By Ray Campbell
IN 1995 Blessed John Paul began his encyclical, The Gospel of Life, with the words: “The Gospel of Life is at the heart of Jesus’ message. Lovingly received day after day by the Church, it is to be preached with dauntless fidelity as ‘good news’ to the people of every age and culture.”
Pope John Paul’s encyclical was in many ways a wake-up call.
It was not simply a repetition of the Church’s traditional teaching on the sanctity of human life.
It was a call to evangelise our culture.
In the final chapter of his encyclical the pope placed his message firmly at the heart of the call to evangelisation. He called on all the Church to be a people of life and for life, and to present ourselves that way to everyone.

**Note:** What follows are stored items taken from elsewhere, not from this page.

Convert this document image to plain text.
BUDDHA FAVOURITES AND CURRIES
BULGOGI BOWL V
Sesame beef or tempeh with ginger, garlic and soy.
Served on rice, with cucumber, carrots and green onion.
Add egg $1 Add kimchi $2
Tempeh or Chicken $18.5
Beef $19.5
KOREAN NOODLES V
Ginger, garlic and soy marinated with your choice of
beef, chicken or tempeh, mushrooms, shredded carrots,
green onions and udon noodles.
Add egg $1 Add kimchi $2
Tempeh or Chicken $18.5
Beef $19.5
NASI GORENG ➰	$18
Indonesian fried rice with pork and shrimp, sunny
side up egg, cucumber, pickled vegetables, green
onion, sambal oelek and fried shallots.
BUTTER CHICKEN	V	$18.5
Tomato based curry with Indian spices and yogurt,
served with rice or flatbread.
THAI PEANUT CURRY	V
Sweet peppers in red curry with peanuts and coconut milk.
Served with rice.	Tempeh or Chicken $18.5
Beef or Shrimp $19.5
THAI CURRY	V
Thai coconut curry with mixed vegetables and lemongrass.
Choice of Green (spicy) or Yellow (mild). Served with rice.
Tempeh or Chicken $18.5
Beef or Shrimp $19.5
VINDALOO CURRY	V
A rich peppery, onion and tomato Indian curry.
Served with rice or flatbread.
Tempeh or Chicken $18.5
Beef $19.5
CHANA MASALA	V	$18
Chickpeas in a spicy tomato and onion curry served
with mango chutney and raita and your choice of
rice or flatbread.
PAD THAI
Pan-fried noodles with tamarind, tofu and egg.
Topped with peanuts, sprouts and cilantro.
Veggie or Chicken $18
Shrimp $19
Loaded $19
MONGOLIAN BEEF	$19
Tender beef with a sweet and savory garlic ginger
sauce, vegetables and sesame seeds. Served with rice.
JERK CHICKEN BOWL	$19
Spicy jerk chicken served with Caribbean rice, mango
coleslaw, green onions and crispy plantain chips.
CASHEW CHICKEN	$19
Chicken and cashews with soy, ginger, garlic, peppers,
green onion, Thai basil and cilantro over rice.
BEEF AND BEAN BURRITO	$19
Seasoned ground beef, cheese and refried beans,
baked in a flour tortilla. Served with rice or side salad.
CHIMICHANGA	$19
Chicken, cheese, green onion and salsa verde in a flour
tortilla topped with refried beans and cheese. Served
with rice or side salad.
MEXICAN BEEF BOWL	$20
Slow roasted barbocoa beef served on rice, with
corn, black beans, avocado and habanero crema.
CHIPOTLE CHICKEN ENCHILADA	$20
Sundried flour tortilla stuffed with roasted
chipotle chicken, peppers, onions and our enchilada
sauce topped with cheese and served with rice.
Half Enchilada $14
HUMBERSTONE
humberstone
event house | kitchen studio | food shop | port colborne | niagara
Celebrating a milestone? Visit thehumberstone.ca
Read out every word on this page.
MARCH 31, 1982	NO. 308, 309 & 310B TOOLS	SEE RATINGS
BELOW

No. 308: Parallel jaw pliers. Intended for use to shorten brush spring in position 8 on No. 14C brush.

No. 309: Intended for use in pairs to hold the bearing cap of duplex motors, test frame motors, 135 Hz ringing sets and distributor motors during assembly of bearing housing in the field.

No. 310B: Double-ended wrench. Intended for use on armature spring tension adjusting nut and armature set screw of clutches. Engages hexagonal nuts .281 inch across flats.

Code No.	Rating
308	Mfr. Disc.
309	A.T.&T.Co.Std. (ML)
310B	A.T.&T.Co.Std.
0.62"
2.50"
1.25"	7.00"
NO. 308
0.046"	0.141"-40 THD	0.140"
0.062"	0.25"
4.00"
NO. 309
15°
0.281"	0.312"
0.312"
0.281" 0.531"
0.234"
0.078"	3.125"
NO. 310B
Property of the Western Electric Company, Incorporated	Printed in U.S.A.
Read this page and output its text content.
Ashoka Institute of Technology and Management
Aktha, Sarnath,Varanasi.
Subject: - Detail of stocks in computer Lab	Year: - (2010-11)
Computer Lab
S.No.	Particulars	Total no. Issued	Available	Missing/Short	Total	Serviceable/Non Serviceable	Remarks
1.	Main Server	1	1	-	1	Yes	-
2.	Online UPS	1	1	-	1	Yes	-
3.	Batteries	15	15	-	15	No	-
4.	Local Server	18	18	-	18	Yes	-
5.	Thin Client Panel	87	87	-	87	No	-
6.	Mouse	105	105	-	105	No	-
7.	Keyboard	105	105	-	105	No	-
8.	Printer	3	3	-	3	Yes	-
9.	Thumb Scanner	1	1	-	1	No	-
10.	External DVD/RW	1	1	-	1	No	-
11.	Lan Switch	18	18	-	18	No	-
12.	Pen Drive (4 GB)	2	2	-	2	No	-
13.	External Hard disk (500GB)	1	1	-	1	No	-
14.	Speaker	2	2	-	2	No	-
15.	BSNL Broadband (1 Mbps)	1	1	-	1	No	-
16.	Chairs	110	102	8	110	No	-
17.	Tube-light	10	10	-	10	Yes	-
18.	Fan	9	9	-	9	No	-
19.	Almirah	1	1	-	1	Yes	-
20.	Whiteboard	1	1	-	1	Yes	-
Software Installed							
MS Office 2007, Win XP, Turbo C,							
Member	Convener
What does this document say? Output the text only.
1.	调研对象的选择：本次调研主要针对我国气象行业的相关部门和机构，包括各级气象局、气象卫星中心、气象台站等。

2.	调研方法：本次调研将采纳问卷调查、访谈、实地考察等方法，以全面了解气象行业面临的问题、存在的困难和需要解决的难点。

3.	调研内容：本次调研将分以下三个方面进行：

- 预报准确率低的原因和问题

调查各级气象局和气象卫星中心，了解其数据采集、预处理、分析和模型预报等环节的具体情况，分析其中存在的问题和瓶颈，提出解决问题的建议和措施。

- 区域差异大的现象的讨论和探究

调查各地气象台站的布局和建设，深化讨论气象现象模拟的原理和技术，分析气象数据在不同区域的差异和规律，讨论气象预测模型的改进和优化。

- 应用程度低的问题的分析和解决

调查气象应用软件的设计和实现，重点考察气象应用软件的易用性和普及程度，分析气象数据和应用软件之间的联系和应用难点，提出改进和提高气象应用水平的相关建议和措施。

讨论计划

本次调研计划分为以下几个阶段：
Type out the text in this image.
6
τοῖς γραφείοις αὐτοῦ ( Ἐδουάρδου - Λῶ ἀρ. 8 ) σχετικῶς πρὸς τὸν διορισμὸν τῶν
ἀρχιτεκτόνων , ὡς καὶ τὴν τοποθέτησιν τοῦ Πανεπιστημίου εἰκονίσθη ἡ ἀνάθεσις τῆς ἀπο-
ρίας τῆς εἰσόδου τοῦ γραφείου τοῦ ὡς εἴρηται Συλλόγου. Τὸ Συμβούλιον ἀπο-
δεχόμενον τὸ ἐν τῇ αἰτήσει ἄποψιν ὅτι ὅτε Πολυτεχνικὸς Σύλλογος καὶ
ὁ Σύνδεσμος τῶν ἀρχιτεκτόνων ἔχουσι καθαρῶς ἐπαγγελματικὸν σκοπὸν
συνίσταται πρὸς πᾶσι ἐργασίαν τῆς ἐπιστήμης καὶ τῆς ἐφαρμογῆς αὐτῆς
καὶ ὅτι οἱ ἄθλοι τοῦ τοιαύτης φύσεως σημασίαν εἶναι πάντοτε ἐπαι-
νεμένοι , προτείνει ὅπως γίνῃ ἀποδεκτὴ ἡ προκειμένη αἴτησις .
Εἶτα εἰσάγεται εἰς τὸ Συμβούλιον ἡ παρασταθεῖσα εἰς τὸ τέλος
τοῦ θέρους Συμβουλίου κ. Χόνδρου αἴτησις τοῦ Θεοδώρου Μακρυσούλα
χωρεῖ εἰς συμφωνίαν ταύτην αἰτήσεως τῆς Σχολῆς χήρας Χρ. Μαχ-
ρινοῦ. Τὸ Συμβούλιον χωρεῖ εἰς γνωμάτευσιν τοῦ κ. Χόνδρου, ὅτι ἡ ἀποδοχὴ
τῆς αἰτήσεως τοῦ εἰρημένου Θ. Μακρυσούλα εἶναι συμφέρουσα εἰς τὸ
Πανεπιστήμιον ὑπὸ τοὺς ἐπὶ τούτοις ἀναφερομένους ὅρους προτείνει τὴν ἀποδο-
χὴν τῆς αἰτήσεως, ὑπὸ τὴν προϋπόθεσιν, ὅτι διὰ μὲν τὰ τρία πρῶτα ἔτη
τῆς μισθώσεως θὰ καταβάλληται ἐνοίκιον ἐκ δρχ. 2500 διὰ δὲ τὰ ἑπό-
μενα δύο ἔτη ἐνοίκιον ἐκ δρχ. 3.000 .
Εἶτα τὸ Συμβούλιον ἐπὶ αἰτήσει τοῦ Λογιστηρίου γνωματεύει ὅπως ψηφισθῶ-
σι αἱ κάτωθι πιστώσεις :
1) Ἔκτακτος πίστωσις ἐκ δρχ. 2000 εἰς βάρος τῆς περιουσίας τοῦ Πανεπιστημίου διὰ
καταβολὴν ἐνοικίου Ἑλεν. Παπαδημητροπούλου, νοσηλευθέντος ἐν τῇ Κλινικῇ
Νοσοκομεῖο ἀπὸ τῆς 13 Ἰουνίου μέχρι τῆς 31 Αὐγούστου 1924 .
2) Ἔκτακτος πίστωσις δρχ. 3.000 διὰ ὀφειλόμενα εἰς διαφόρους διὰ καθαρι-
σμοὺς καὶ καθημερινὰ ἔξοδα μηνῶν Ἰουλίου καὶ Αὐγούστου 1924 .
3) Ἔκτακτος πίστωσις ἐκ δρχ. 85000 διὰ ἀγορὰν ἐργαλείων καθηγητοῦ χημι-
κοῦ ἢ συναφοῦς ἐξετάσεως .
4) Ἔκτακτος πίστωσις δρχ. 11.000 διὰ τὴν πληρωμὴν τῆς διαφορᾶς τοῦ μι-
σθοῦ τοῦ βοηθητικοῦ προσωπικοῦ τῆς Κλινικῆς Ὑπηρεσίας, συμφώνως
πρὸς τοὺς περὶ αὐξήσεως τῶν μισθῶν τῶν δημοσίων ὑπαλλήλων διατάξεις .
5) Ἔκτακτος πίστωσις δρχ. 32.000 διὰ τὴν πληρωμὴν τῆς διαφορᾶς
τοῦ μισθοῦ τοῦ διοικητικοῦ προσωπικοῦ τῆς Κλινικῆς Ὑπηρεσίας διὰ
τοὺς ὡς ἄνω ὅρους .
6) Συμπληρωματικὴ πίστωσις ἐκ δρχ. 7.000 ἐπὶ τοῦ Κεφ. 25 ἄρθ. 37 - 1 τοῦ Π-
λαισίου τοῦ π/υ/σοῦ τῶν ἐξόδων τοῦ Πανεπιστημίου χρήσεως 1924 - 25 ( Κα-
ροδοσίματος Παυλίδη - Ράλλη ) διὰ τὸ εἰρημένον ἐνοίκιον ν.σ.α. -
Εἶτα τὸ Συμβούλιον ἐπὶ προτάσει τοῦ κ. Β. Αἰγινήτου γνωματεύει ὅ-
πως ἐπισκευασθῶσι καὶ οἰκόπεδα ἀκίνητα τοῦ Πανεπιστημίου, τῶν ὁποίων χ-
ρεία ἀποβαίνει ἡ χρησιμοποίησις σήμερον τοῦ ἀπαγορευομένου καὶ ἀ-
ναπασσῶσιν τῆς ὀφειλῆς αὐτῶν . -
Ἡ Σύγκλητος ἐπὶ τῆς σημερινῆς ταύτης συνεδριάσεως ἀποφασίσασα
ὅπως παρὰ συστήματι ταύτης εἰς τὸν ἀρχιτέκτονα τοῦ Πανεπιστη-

“We have been sent as a people. Everyone has an obligation to be at the service of life. This is a properly ‘ecclesial’ responsibility, which requires concerted and generous action by all members and by all sectors of the Christian community. This community commitment does not however eliminate or lessen the responsibility of each individual, called by the Lord to ‘become the neighbour’ of everyone: ‘Go and do likewise’ (Luke 10:37).”
On the pages of this week’s feature are represented various organisations which in different ways respond to the Gospel of Life. But it is not enough.
Every parish is called to be at the service of life.
Every parish is called to witness to and stand up for the inviolable dignity of every human person.
In the words of John Paul II, we need to “rediscover the ability to revere and honour every person”.
We are those who “cannot but respond with songs of joy, praise and thanksgiving for the priceless gift of life, for the mystery of every individual’s call to share through Christ in the life of grace and in an existence of unending communion with God our Creator and Father”.
“Together we all sense our duty to preach the Gospel of Life, to celebrate it in the Liturgy, in our whole existence, to serve it, with the various programs and structures which support and promote life.”
As Pope Francis has called a Synod on the Family it is appropriate to recall that Pope John Paul II saw the family at the heart of this evangelisation of the Gospel of Life.
“The family” he says, “has a decisive responsibility … which flows from its very nature as a community of life and love, founded upon marriage, and from its mission to ‘guard, reveal and communicate love’.”
Every home, every parish is “summoned to proclaim, celebrate and serve the Gospel of Life”. Let us support the organisations which do so much in the service of life, but it is not enough to leave it to others.
We are called to do our part as well.
Ray Campbell is director of the Queensland Bioethics Centre.